The most complete nougat making cheats, read the tips below carefully.

Ingredients:

Steps:

  1. Home Cooking Recipe: Making fruit slices: slice the fruit, spread it into the dried fruit machine, about 55 ° C, bake for 3-6 hours (depending on the baking degree of different fruits), bake into a dry film without moisture; easy to oxidize The fruit can be soaked in sugar or salt water.

    Making fruit slices: slice the fruit, spread it into the dried fruit machine, about 55 ° C, bake for 3-6 hours (depending on the baking degree of different fruits), bake into a dry film without moisture; easy to oxidize The fruit can be soaked in sugar or salt water.

  2. Home Cooking Recipe: Preparation: Prepare the tools needed to make the necessary tools, such as silicone mats, scrapers, stoves, non-stick pans, etc.; prepare the raw materials needed;

    Preparation: Prepare the tools needed to make the necessary tools, such as silicone mats, scrapers, stoves, non-stick pans, etc.; prepare the raw materials needed;

  3. Home Cooking Recipe: Add butter to the pot, melt it with a small heat, add the weighed marshmallow, stir fry and stir it, and pay attention to the bottom;

    Add butter to the pot, melt it with a small heat, add the weighed marshmallow, stir fry and stir it, and pay attention to the bottom;

  4. Home Cooking Recipe: After the marshmallow is completely melted, add milk powder (if you need to add salt or seasoning powder, please mix it evenly into the milk powder in advance) and stir-fry it thoroughly.

    After the marshmallow is completely melted, add milk powder (if you need to add salt or seasoning powder, please mix it evenly into the milk powder in advance) and stir-fry it thoroughly.

  5. Home Cooking Recipe: Take out step 4 and stir-fry the finished nougat substrate, add peanut crushed mash on the cushion to increase the toughness of the sugar;

    Take out step 4 and stir-fry the finished nougat substrate, add peanut crushed mash on the cushion to increase the toughness of the sugar;

  6. Home Cooking Recipe: The prepared nougat is pressed into the desired shape.

    The prepared nougat is pressed into the desired shape.

  7. Home Cooking Recipe: Decorate your favorite fruit slices on the nougat surface. If the viscosity is not enough, you can brush a small amount of drinking water to increase the viscosity. Then press the fruit.

    Decorate your favorite fruit slices on the nougat surface. If the viscosity is not enough, you can brush a small amount of drinking water to increase the viscosity. Then press the fruit.

  8. Home Cooking Recipe: Finish the finished product as needed, trim, diced, and packaged!

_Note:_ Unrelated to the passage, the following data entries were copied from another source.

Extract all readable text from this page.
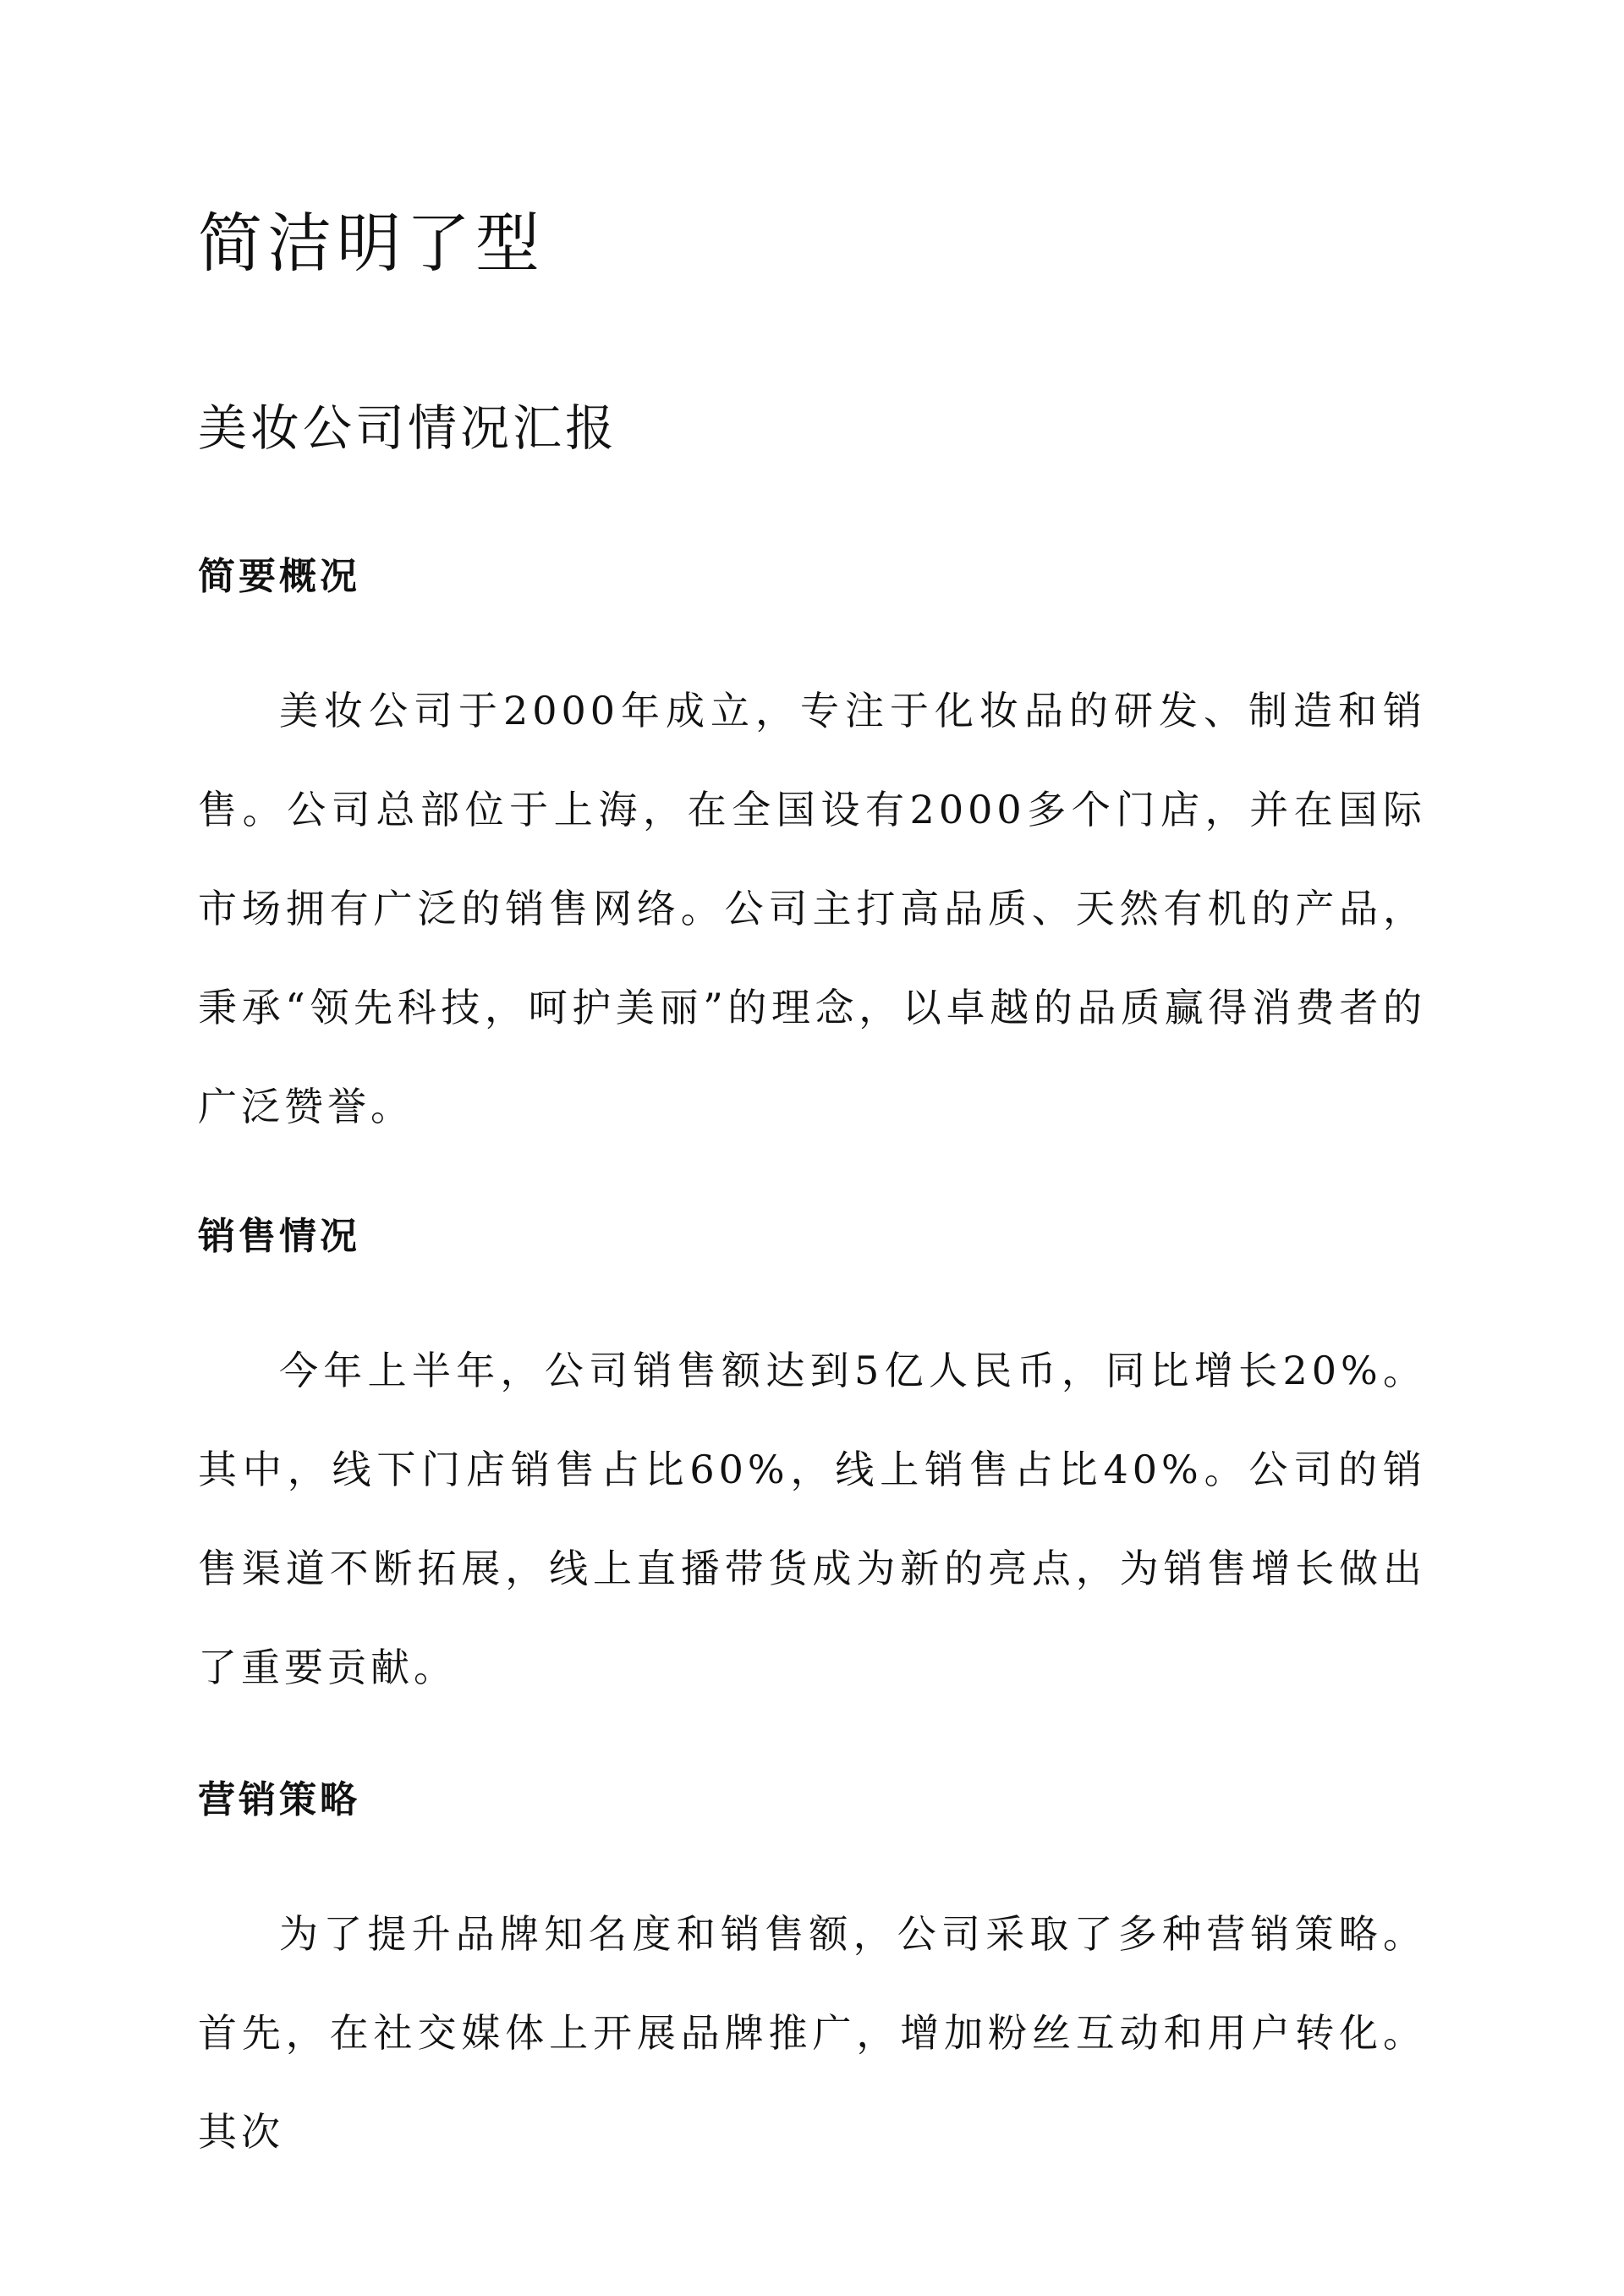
简洁明了型
美妆公司情况汇报
简要概况

美妆公司于2000年成立，专注于化妆品的研发、制造和销售。公司总部位于上海，在全国设有2000多个门店，并在国际市场拥有广泛的销售网络。公司主打高品质、天然有机的产品，秉承“领先科技，呵护美丽”的理念，以卓越的品质赢得消费者的广泛赞誉。

销售情况

今年上半年，公司销售额达到5亿人民币，同比增长20%。其中，线下门店销售占比60%，线上销售占比40%。公司的销售渠道不断拓展，线上直播带货成为新的亮点，为销售增长做出了重要贡献。

营销策略

为了提升品牌知名度和销售额，公司采取了多种营销策略。首先，在社交媒体上开展品牌推广，增加粉丝互动和用户转化。其次
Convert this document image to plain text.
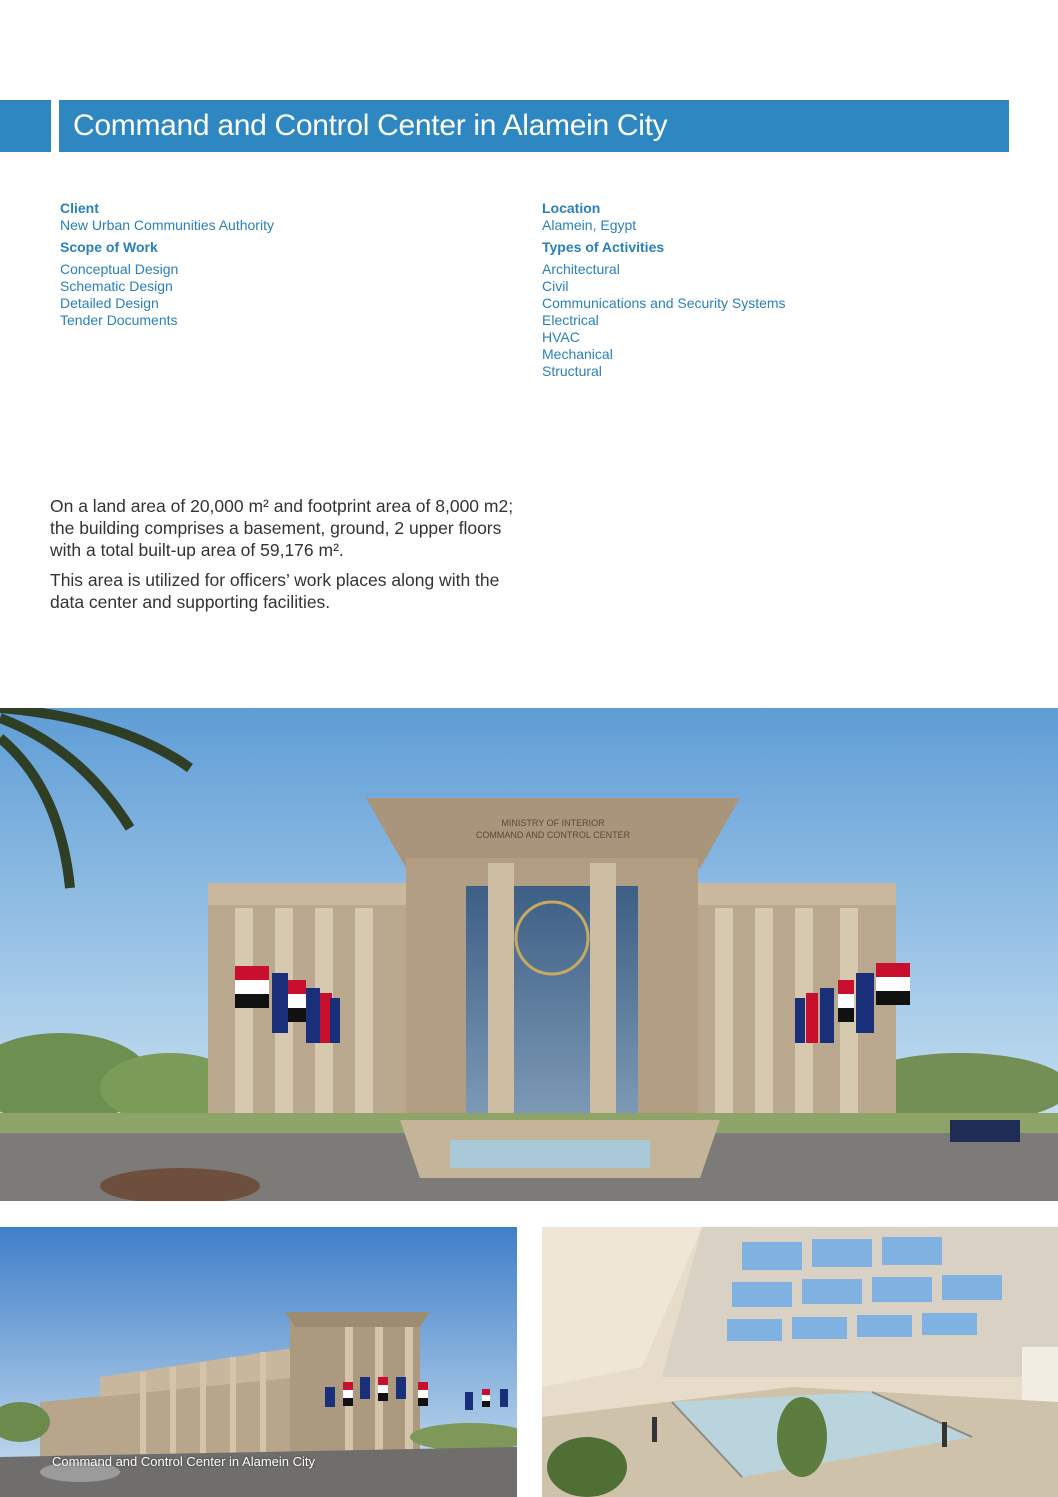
Command and Control Center in Alamein City
Client
New Urban Communities Authority
Scope of Work
Conceptual Design
Schematic Design
Detailed Design
Tender Documents
Location
Alamein, Egypt
Types of Activities
Architectural
Civil
Communications and Security Systems
Electrical
HVAC
Mechanical
Structural

On a land area of 20,000 m² and footprint area of 8,000 m2; the building comprises a basement, ground, 2 upper floors with a total built-up area of 59,176 m².

This area is utilized for officers’ work places along with the data center and supporting facilities.

MINISTRY OF INTERIOR
COMMAND AND CONTROL CENTER
Command and Control Center in Alamein City
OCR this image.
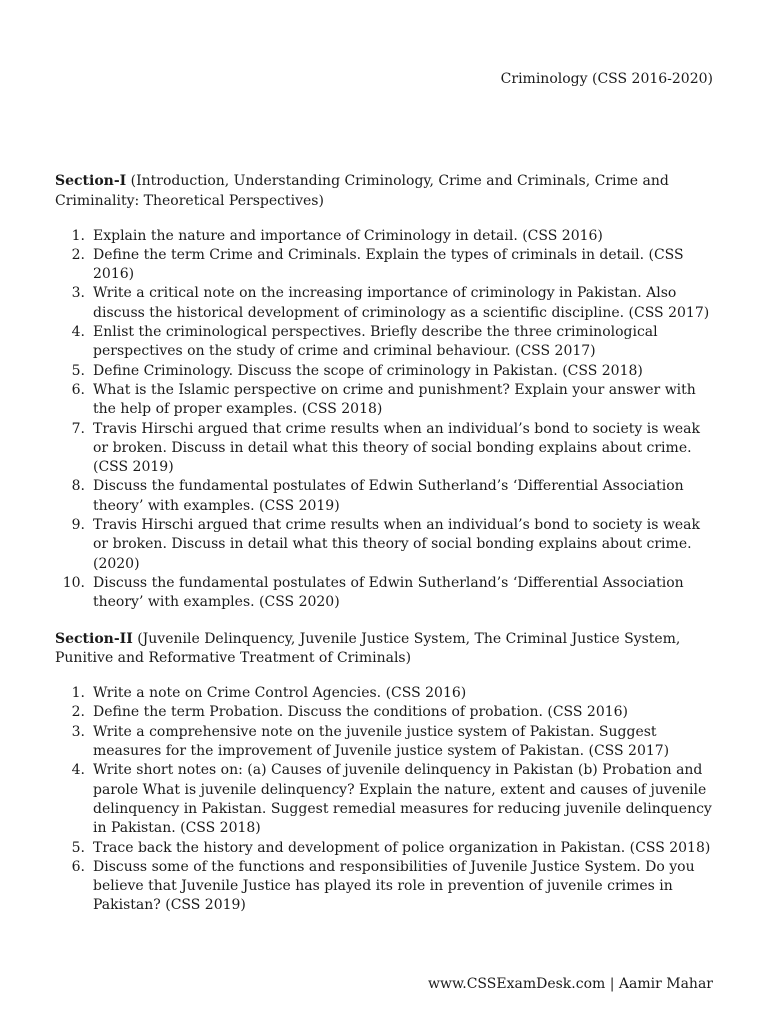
Criminology (CSS 2016-2020)

Section-I (Introduction, Understanding Criminology, Crime and Criminals, Crime and Criminality: Theoretical Perspectives)

1. Explain the nature and importance of Criminology in detail. (CSS 2016)
2. Define the term Crime and Criminals. Explain the types of criminals in detail. (CSS 2016)
3. Write a critical note on the increasing importance of criminology in Pakistan. Also discuss the historical development of criminology as a scientific discipline. (CSS 2017)
4. Enlist the criminological perspectives. Briefly describe the three criminological perspectives on the study of crime and criminal behaviour. (CSS 2017)
5. Define Criminology. Discuss the scope of criminology in Pakistan. (CSS 2018)
6. What is the Islamic perspective on crime and punishment? Explain your answer with the help of proper examples. (CSS 2018)
7. Travis Hirschi argued that crime results when an individual’s bond to society is weak or broken. Discuss in detail what this theory of social bonding explains about crime. (CSS 2019)
8. Discuss the fundamental postulates of Edwin Sutherland’s ‘Differential Association theory’ with examples. (CSS 2019)
9. Travis Hirschi argued that crime results when an individual’s bond to society is weak or broken. Discuss in detail what this theory of social bonding explains about crime. (2020)
10. Discuss the fundamental postulates of Edwin Sutherland’s ‘Differential Association theory’ with examples. (CSS 2020)

Section-II (Juvenile Delinquency, Juvenile Justice System, The Criminal Justice System, Punitive and Reformative Treatment of Criminals)

1. Write a note on Crime Control Agencies. (CSS 2016)
2. Define the term Probation. Discuss the conditions of probation. (CSS 2016)
3. Write a comprehensive note on the juvenile justice system of Pakistan. Suggest measures for the improvement of Juvenile justice system of Pakistan. (CSS 2017)
4. Write short notes on: (a) Causes of juvenile delinquency in Pakistan (b) Probation and parole What is juvenile delinquency? Explain the nature, extent and causes of juvenile delinquency in Pakistan. Suggest remedial measures for reducing juvenile delinquency in Pakistan. (CSS 2018)
5. Trace back the history and development of police organization in Pakistan. (CSS 2018)
6. Discuss some of the functions and responsibilities of Juvenile Justice System. Do you believe that Juvenile Justice has played its role in prevention of juvenile crimes in Pakistan? (CSS 2019)
www.CSSExamDesk.com | Aamir Mahar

    Finish the finished product as needed, trim, diced, and packaged!

Tips:

First, note 1, marshmallow is the most important raw material in nougat, first choose the quality of low sweetness, otherwise the nougat is too soft and too sweet; 2, because the sweetness of cotton candy can not be adjusted In order to prevent the finished product from being too sweet, it is also necessary to choose sugar-free milk powder when choosing milk powder. 3. It is also possible to add salt, fruit powder or tea powder (choose sugar-free fruit powder or tea powder) to the nougat as needed. According to the taste, please mix the seasoning powder into the milk powder in advance, avoiding the direct addition during the production, causing the seasoning powder to agglomerate; 4. The whole production process is tightly buckled, and all the raw materials needed must be mixed in advance; The softness of the candy 1. The amount of butter and milk powder in the raw material will affect the hardness of the candy: the more butter, the softer the sugar; on the contrary, the less the butter, the harder the sugar; in contrast, the more milk powder The harder the sugar, the less the milk powder, the softer the sugar; 2. In addition to affecting the softness and hardness of the candy, the amount of butter also directly affects the viscosity of the nougat; the more butter, the less sticky, but the more greasy Once the amount of butter is higher than that of marshmallow The amount of the oil will overflow, the finished product will be soft and greasy; 3. Control the cooking time and the furnace temperature, otherwise it will be easy to coke or harden; after the marshmallow and the butter melt and mix, the sugar mass made by adding the milk powder immediately is soft. It is closer to the toffee; but if you add more milk for a while, the nougat is harder and the harder it is, the harder it is; but if the water is dried, it will not absorb the milk powder and cause the knot. Block; 4, in summary, materials and practices may affect the softness and hardness of the candy pieces, like hard candy can increase the time of mixing the marshmallows and butter and stir fry, and increase the milk powder; on the contrary, can reduce the marshmallows and butter Mix and stir fry and add butter as appropriate.